A. Sejarah Pers dalam Politik Indonesia Paska Kemerdekaan

Sudah disinggung di dalam kerangka konsep sebelumnya, bahwa pers merupakan bagian integral dari negara, sehingga menyesuaikan dengan sistem yang berlaku di negara tersebut. Hidup mati dan lancar tidaknya kehidupan pers bergantung kepada sistem dan kebijakan pemerintahnya. Oleh karena itu, tidak mengherankan apabila sepanjang sejarah Indonesia sejak merdeka hingga kini, sistem pers yang berlaku di Indonesia juga berubah-ubah menyesuaikan dirinya.

Secara garis besar, ada tiga sistem pers yang berjalan di Indonesia, yaitu sistem Pers Merdeka yang berkaitan dengan masa perjuangan kemerdekaan (1945-1950) dan sistem Politik Demokrasi Liberal (1950-1959); sistem Pers Terpimpin yang terpaut dengan sistem Demokrasi Terpimpin (1959-1965) ; dan sistem Pers Pancasila yang bergandengan dengan sistem politik Demokrasi Pancasila (1965-1998).[9]
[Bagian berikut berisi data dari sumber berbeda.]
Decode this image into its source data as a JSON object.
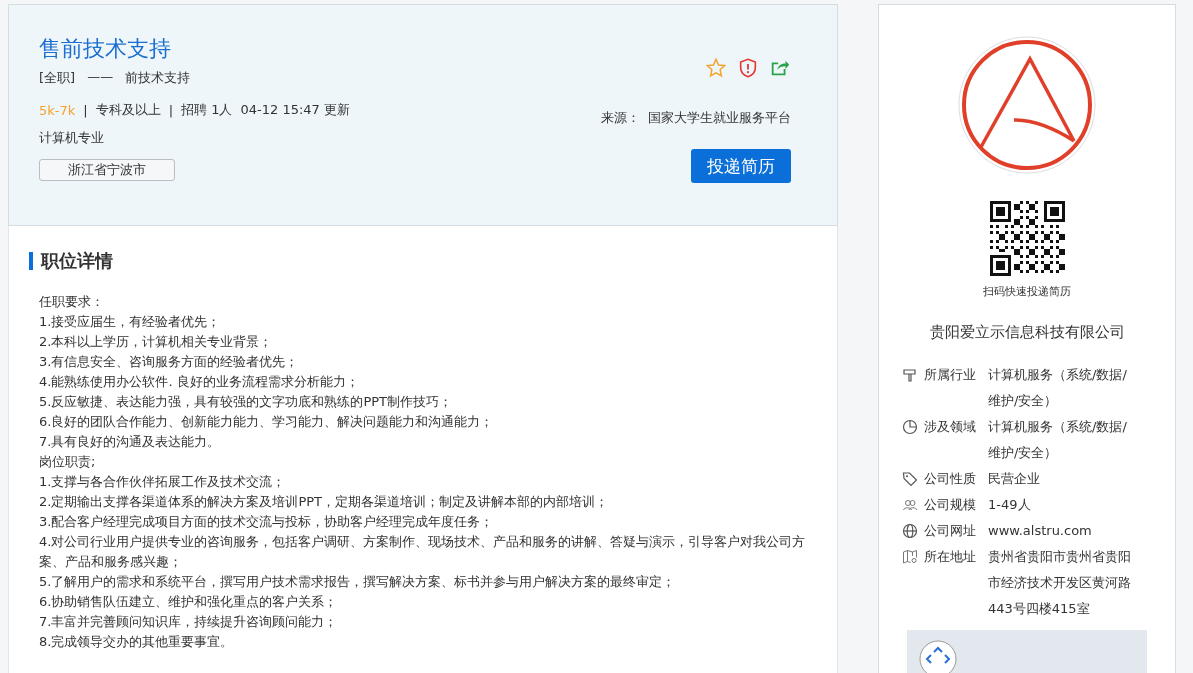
{
  "job": {
    "title": "售前技术支持",
    "employment_type": "[全职]",
    "dash": "——",
    "subtitle": "前技术支持",
    "salary": "5k-7k",
    "divider": "|",
    "education": "专科及以上",
    "headcount": "招聘 1人",
    "updated": "04-12 15:47 更新",
    "major": "计算机专业",
    "location": "浙江省宁波市",
    "source_label": "来源：",
    "source": "国家大学生就业服务平台",
    "apply_button": "投递简历"
  },
  "details": {
    "heading": "职位详情",
    "lines": [
      "任职要求：",
      "1.接受应届生，有经验者优先；",
      "2.本科以上学历，计算机相关专业背景；",
      "3.有信息安全、咨询服务方面的经验者优先；",
      "4.能熟练使用办公软件. 良好的业务流程需求分析能力；",
      "5.反应敏捷、表达能力强，具有较强的文字功底和熟练的PPT制作技巧；",
      "6.良好的团队合作能力、创新能力能力、学习能力、解决问题能力和沟通能力；",
      "7.具有良好的沟通及表达能力。",
      "岗位职责;",
      "1.支撑与各合作伙伴拓展工作及技术交流；",
      "2.定期输出支撑各渠道体系的解决方案及培训PPT，定期各渠道培训；制定及讲解本部的内部培训；",
      "3.配合客户经理完成项目方面的技术交流与投标，协助客户经理完成年度任务；",
      "4.对公司行业用户提供专业的咨询服务，包括客户调研、方案制作、现场技术、产品和服务的讲解、答疑与演示，引导客户对我公司方案、产品和服务感兴趣；",
      "5.了解用户的需求和系统平台，撰写用户技术需求报告，撰写解决方案、标书并参与用户解决方案的最终审定；",
      "6.协助销售队伍建立、维护和强化重点的客户关系；",
      "7.丰富并完善顾问知识库，持续提升咨询顾问能力；",
      "8.完成领导交办的其他重要事宜。"
    ]
  },
  "company": {
    "qr_caption": "扫码快速投递简历",
    "name": "贵阳爱立示信息科技有限公司",
    "info": [
      {
        "kind": "industry",
        "label": "所属行业",
        "value": "计算机服务（系统/数据/维护/安全）"
      },
      {
        "kind": "field",
        "label": "涉及领域",
        "value": "计算机服务（系统/数据/维护/安全）"
      },
      {
        "kind": "nature",
        "label": "公司性质",
        "value": "民营企业"
      },
      {
        "kind": "size",
        "label": "公司规模",
        "value": "1-49人"
      },
      {
        "kind": "website",
        "label": "公司网址",
        "value": "www.alstru.com"
      },
      {
        "kind": "address",
        "label": "所在地址",
        "value": "贵州省贵阳市贵州省贵阳市经济技术开发区黄河路443号四楼415室"
      }
    ]
  }
}
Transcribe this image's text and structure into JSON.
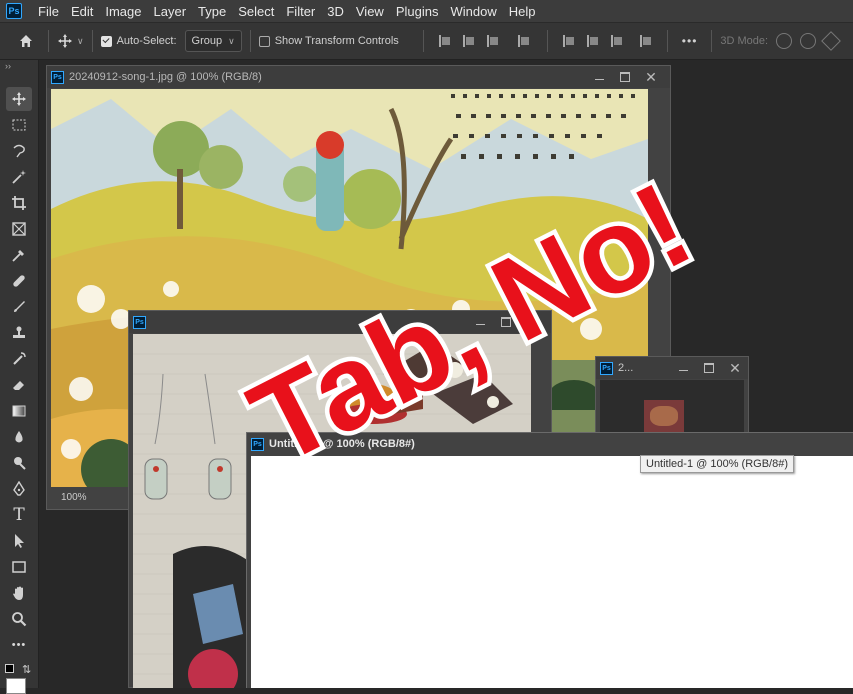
{
  "menubar": {
    "logo": "Ps",
    "items": [
      "File",
      "Edit",
      "Image",
      "Layer",
      "Type",
      "Select",
      "Filter",
      "3D",
      "View",
      "Plugins",
      "Window",
      "Help"
    ]
  },
  "options": {
    "auto_select_label": "Auto-Select:",
    "auto_select_checked": true,
    "group_value": "Group",
    "transform_label": "Show Transform Controls",
    "transform_checked": false,
    "more": "•••",
    "mode_label": "3D Mode:"
  },
  "toolbar": {
    "collapse": "››",
    "tools": [
      "move-tool",
      "marquee-tool",
      "lasso-tool",
      "magic-wand-tool",
      "crop-tool",
      "frame-tool",
      "eyedropper-tool",
      "healing-tool",
      "brush-tool",
      "stamp-tool",
      "history-brush-tool",
      "eraser-tool",
      "gradient-tool",
      "blur-tool",
      "dodge-tool",
      "pen-tool",
      "type-tool",
      "path-select-tool",
      "shape-tool",
      "hand-tool",
      "zoom-tool",
      "more-tools"
    ],
    "more": "•••"
  },
  "documents": [
    {
      "title": "20240912-song-1.jpg @ 100% (RGB/8)",
      "zoom": "100%"
    },
    {
      "title": "",
      "zoom": ""
    },
    {
      "title": "2...",
      "zoom": ""
    },
    {
      "title": "Untitled-1 @ 100% (RGB/8#)",
      "zoom": ""
    }
  ],
  "tooltip": "Untitled-1 @ 100% (RGB/8#)",
  "overlay": {
    "text": "Tab, No!",
    "fill": "#e8111b",
    "stroke": "#ffffff"
  },
  "colors": {
    "accent": "#31a8ff",
    "menubar": "#3c3c3c",
    "panel": "#353535",
    "workspace": "#282828"
  }
}
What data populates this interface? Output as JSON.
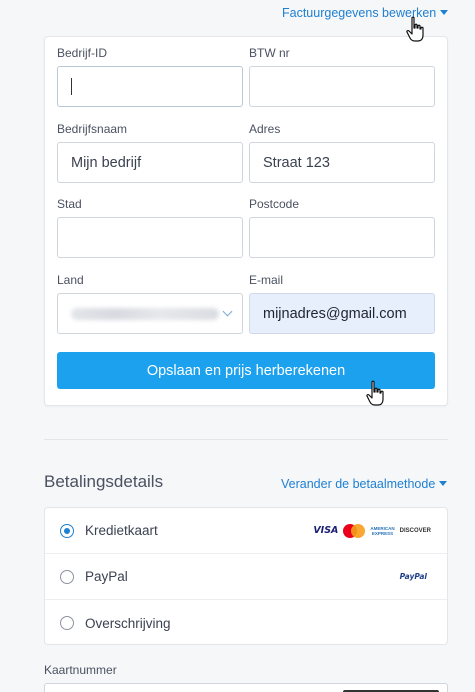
{
  "header": {
    "edit_link": "Factuurgegevens bewerken"
  },
  "billing_form": {
    "company_id": {
      "label": "Bedrijf-ID",
      "value": ""
    },
    "vat": {
      "label": "BTW nr",
      "value": ""
    },
    "company_name": {
      "label": "Bedrijfsnaam",
      "placeholder": "Mijn bedrijf"
    },
    "address": {
      "label": "Adres",
      "placeholder": "Straat 123"
    },
    "city": {
      "label": "Stad",
      "value": ""
    },
    "postcode": {
      "label": "Postcode",
      "value": ""
    },
    "country": {
      "label": "Land"
    },
    "email": {
      "label": "E-mail",
      "value": "mijnadres@gmail.com"
    },
    "save_button": "Opslaan en prijs herberekenen"
  },
  "payment": {
    "title": "Betalingsdetails",
    "change_link": "Verander de betaalmethode",
    "methods": [
      {
        "label": "Kredietkaart",
        "selected": true
      },
      {
        "label": "PayPal",
        "selected": false
      },
      {
        "label": "Overschrijving",
        "selected": false
      }
    ],
    "logos": {
      "visa": "VISA",
      "amex_line1": "AMERICAN",
      "amex_line2": "EXPRESS",
      "discover": "DISCOVER",
      "paypal": "PayPal"
    },
    "card_number_label": "Kaartnummer"
  },
  "colors": {
    "accent": "#1f7fd1",
    "button": "#1ca1ee",
    "email_bg": "#e7effd"
  }
}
Pers Merdeka yang dianut pada masa awal kemerdekaan dikumandangkan oleh Menteri Penerangan pertama, yaitu Mr. Amir Syarifuddin. Sistem pada pers ini tidak berbeda dengan sistem pers liberal, yaitu sistem pers yang bebas dari pengaruh pemerintah dan bertindak sebagai Fourth Estate atau kekuasaan keempat setelah Eksekutif, Legislatif, dan Yudikatif.[10] Pada masa ini pers bebas menyuarakan segala sesuatu yang berjalan di pemerintahan di Indonesia, secara sehat. Sehatnya pemberitaan dan peran pers di masa ini, tentu tidak lepas dari kondisi sosial dan politik di Indonesia pada satu perideo yang sama. Indonesia masih berada di dalam masa perjuangan kemerdekaan. Artinya, secara nasional, pemerintah Indonesia serta segenap rakyatnya mempunyai kepentingan yang sama yaitu mempertahankan kemerdekaan. Belum banyak intrik yang terjadi di antara kalangan penguasa dan elit-elit politik, oleh karena satu tujuan yang sama. Hal itulah yang membuat kebebasan pers digunakan untuk membahas hal-hal yang berhubungan dengan patriotisme, serta mengeluarkan berita-berita propaganda menentang intervensi Belanda di dalam kemerdekaan Indonesia. Kehidupan pers dan politik pada masa ini terhitung bebas dan sehat, secara domestik.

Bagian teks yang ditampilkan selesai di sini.